The Ashmolean Museum in Oxford holds three gondola cups, two decorated with an embracing couple and the third with a figure of Flora. They have been in the collection since 1656, making them the earliest known pieces of post-Palissy ceramic still extant.
They came to museum in Oxford from Elias Ashmole (1617-1692), who donated his collection to the museum that bears his name in 1691. Ashmole himself had acquired the collection after the death of John Tradescant, Jr. and his wife.
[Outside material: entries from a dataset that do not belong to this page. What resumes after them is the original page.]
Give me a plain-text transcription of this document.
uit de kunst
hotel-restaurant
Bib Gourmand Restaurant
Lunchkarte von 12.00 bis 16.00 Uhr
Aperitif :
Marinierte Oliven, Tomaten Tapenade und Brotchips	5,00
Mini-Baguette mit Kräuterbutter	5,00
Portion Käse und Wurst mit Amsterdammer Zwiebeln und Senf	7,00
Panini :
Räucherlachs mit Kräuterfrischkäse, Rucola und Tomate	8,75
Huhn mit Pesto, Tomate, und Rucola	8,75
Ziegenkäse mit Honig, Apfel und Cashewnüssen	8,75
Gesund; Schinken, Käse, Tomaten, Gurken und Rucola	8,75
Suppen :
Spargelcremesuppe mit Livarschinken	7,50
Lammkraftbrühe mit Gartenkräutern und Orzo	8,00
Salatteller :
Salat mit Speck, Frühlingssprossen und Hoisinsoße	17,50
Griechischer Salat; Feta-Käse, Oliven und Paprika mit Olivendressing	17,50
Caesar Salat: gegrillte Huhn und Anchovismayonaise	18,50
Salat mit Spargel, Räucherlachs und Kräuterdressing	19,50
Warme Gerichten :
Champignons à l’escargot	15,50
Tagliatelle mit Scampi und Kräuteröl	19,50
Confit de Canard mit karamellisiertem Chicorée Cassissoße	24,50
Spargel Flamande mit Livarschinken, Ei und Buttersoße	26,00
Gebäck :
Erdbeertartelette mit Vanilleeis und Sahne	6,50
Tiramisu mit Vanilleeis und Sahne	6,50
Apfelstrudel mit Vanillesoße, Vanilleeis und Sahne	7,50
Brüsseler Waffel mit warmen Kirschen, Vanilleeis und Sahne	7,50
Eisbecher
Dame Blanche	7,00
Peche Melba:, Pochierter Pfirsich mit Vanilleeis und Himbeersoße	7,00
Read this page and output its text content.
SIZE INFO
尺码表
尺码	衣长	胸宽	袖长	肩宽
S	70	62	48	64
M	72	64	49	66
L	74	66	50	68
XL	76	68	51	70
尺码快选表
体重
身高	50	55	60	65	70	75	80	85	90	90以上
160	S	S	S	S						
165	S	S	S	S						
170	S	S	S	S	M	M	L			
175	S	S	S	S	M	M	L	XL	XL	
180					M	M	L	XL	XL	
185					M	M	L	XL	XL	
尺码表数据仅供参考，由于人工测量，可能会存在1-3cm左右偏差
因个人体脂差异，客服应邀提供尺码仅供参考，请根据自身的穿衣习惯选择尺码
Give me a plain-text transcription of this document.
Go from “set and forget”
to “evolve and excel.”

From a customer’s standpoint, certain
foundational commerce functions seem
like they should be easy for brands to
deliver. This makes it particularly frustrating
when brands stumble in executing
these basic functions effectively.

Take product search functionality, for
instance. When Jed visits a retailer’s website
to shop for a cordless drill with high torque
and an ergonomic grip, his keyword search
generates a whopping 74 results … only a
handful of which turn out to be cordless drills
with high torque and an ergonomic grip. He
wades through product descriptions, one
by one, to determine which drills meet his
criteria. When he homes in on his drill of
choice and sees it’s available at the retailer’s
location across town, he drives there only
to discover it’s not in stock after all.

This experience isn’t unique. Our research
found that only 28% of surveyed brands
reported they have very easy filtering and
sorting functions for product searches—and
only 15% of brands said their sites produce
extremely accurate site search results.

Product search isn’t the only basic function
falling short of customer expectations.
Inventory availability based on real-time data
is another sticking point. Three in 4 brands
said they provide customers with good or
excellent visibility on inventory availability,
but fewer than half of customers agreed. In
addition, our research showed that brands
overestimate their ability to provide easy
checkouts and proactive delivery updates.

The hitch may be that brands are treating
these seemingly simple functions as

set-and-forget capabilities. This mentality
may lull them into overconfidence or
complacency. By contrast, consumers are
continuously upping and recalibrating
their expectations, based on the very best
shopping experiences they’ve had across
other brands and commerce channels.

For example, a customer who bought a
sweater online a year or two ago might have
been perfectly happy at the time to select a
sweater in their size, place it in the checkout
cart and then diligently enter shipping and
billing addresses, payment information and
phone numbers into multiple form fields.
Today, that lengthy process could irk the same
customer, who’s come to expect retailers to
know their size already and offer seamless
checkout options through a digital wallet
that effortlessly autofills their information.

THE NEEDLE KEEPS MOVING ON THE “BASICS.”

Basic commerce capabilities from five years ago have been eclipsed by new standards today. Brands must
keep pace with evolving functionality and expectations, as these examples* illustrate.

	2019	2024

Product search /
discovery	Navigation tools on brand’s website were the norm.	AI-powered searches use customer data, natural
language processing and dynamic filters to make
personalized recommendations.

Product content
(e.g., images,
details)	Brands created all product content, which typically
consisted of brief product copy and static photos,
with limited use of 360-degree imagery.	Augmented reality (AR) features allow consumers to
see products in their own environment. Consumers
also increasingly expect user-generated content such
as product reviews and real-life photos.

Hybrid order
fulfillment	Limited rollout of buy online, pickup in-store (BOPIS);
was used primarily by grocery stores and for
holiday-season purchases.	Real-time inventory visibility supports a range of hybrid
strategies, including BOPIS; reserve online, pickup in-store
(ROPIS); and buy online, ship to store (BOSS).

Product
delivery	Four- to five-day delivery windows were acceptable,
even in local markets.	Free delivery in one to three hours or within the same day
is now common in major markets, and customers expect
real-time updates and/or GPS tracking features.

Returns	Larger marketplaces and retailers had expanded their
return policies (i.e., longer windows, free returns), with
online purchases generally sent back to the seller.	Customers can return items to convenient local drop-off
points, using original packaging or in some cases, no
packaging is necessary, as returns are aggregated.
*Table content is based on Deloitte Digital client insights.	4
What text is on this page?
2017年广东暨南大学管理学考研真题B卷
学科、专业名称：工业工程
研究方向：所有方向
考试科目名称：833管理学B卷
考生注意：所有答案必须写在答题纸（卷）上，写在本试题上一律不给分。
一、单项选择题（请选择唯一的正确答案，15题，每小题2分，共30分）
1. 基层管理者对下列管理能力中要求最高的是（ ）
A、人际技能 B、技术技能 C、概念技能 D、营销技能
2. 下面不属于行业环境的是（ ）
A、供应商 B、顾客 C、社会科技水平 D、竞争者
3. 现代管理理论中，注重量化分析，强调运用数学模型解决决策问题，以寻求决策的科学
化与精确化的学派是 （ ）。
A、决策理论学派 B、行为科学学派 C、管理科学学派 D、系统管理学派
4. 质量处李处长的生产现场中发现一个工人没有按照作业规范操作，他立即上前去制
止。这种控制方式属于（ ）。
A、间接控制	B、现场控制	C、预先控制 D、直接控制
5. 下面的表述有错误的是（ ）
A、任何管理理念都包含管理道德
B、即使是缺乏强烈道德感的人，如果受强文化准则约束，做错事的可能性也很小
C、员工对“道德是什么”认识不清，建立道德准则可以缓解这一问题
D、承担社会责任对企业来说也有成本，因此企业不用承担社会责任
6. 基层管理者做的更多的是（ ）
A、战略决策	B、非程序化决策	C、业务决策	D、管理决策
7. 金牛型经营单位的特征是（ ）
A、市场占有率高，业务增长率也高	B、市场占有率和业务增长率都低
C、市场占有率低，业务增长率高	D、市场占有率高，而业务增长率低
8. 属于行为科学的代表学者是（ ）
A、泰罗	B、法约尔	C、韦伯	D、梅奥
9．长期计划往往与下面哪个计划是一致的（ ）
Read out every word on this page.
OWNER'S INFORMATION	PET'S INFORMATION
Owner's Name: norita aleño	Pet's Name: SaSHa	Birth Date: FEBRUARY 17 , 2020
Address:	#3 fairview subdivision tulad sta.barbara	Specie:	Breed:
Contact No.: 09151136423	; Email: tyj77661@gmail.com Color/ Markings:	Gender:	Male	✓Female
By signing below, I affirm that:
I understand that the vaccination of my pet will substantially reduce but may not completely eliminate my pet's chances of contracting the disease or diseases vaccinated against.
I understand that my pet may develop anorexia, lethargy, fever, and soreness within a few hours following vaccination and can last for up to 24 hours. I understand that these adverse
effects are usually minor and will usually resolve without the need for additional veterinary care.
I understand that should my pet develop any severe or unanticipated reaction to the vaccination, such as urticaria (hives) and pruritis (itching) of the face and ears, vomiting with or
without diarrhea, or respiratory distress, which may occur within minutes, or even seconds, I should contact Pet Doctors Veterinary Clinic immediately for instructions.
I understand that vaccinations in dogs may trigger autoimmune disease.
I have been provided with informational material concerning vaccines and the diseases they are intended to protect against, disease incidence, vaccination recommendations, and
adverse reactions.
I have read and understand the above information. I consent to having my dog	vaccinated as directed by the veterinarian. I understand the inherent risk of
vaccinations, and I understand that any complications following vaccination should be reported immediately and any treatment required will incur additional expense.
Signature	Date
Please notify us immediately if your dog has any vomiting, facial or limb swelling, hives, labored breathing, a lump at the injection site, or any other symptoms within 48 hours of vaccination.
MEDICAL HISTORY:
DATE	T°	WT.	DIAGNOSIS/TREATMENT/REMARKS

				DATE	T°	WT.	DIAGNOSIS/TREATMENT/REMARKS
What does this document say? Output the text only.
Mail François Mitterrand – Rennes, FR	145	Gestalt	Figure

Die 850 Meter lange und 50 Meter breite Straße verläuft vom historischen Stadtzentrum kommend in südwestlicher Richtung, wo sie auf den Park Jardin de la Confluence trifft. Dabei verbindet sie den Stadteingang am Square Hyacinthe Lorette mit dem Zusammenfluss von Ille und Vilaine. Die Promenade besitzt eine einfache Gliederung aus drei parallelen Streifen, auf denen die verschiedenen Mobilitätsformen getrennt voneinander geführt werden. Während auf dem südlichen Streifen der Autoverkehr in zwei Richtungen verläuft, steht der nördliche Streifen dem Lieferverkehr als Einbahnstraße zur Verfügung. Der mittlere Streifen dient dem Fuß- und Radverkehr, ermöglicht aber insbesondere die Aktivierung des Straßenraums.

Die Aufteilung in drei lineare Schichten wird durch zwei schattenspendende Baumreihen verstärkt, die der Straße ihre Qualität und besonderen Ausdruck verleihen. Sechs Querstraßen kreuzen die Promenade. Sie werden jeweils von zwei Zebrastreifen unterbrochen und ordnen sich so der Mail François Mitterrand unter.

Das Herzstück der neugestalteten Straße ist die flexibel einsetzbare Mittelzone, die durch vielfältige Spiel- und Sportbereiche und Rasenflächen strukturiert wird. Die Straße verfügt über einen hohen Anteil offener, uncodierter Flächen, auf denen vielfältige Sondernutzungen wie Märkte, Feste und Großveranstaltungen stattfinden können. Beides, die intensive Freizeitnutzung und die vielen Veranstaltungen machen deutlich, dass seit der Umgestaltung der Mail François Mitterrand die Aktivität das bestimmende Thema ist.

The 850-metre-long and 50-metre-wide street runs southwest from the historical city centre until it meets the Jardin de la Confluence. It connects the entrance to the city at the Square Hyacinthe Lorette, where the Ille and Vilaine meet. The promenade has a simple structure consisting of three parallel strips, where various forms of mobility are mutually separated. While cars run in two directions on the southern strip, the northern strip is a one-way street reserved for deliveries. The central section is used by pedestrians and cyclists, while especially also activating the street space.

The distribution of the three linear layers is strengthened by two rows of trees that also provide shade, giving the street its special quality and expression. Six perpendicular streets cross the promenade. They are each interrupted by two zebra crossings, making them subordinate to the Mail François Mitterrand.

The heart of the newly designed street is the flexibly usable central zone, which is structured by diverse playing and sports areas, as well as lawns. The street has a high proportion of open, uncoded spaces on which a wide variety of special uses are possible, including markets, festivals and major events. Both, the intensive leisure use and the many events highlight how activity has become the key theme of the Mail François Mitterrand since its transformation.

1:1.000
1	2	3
On the latter's death in 1662, the Tradescant collection was displayed in their family home in south London's Lambeth district, bringing together the curiosities collected in the first half of the 17th century not only by John Tradescant, Jr. (1608-1662), but also by his father of the same name, John Tradescant (circa 1570-1638).
The Ashmolean Museum's handwritten catalogue of 1685 describes four pieces, numbers 584 to 587, under the Latin description, "Disci 4 Chiniti oblongi; in una parte faeminas nudas prostratas habent sua pudenda manibus tegentes", ["that is 4 oblong dishes; some have naked women lying down, covering their private parts with their hands"]. In the Tradescant collection catalogue published in 1656, these French ceramics are described as "Variety of China dishes". They may have been acquired by John Tradescant, Sr. in the early decades of the 17th century, when he traveled in France for the Earl of Salisbury, and later for the Duke of Buckingham.
A similar gondola cup from the comte Basilewski collection is now in the Hermitage Museum, Saint-Petersburg (see A. Darcel, A. Basilewsky, Collection Basilewsky, catalogue raisonné, Paris 1874, no. 465).
COMPARABLE LITERATURE
Arthur MacGregor, Tradescant's Rarities; Essays on the Foundation of the Ashmolean Museum, 1683, With a Catalogue of the Surviving Early Collections, Oxford, 1983, p. 275-276.
Isabelle Perrin, Les techniques céramiques de Bernard Palissy, thèse sous la direction de M. Jean Guillaume, Université Paris IV Sorbonne, Lille, 1998, p. 61.
Jessica Denis-Dupuis, La céramique à Paris après Bernard Palissy (1590-1650): oeuvres, fabricants, collections, thèse, université Paris-Seine-Cergy-Pontoise, 2018, pp. 87-92.